Football without fans is nothing. The delay in the publication of the White Paper should worry every supporter. What we need now is protection for the future of the game: we need a regulator with teeth and a fit and proper owners test that is fit for purpose. As a Liverpool fan, I am worried about what we might face in future—I am sure that every other supporter of a club is the same. The delay in legislation harms the future of the game.
Events this week, with the publication of the independent review of the events in Paris, which exonerated Liverpool supporters, show that governing bodies such as UEFA and Governments have a long way to go with regard to the treatment of supporters. We must never forget that they are the lifeblood of the game, which is why this is important—this is a crucial point in football history.

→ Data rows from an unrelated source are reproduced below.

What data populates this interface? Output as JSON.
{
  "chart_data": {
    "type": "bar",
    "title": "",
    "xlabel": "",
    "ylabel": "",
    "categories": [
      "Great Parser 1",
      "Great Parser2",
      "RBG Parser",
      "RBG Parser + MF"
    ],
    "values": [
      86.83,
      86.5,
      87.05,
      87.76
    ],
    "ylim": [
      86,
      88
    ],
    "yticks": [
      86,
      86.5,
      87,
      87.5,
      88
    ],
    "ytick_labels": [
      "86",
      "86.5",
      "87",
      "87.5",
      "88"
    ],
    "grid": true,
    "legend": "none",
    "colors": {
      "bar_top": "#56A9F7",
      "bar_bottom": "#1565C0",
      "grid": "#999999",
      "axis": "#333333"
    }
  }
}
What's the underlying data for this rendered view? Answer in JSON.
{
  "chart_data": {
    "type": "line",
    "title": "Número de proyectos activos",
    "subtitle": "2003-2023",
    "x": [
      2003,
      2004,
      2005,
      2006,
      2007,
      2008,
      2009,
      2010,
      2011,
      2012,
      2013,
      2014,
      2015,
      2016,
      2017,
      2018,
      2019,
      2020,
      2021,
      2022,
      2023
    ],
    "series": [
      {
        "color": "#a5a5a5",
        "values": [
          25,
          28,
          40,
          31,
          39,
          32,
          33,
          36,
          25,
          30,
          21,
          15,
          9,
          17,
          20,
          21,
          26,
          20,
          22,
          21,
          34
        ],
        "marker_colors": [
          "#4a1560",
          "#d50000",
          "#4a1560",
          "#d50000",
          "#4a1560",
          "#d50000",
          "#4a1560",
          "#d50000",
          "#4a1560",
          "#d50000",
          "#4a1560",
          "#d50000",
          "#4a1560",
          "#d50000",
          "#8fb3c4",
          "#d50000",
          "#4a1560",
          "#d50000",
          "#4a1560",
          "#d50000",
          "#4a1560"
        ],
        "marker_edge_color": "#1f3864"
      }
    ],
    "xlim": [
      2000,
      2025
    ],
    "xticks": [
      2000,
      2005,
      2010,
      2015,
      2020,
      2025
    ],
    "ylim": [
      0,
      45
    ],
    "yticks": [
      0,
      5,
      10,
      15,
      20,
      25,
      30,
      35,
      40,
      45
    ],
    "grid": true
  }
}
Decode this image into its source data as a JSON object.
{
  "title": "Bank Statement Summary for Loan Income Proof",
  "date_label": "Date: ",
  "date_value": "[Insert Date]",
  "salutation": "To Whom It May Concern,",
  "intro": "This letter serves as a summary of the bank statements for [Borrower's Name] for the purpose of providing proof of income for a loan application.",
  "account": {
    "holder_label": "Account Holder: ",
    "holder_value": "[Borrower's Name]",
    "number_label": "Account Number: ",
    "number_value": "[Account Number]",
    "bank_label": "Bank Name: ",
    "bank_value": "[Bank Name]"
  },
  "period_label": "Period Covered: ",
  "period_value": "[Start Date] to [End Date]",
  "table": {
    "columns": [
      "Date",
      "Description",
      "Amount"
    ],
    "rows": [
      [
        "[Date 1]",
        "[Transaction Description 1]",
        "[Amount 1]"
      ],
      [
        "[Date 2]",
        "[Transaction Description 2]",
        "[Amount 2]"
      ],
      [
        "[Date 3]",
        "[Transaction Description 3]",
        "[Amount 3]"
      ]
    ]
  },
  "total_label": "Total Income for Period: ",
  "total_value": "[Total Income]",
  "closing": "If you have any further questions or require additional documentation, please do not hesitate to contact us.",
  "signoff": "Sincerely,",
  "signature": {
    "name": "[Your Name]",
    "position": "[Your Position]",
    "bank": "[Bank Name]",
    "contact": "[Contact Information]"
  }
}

Will the Minister assure me that the White Paper places supporters at the heart of decision making to ensure that their voices are heard and that they can play a major role in shaping the future of football in this country?
I thank the hon. Gentleman for his question. We were all glad to see that the Liverpool fans were exonerated. The fact that they faced such disgraceful action was appalling. My right hon. Friend the Secretary of State will shortly meet her French counterpart to understand what lessons are being learned from that awful incident. The hon. Gentleman is absolutely right that the fans need to be at the heart of this, which is why they were the first group that I met when I was appointed, as I said at the beginning. They have been foremost in my thoughts when I have been working on the White Paper.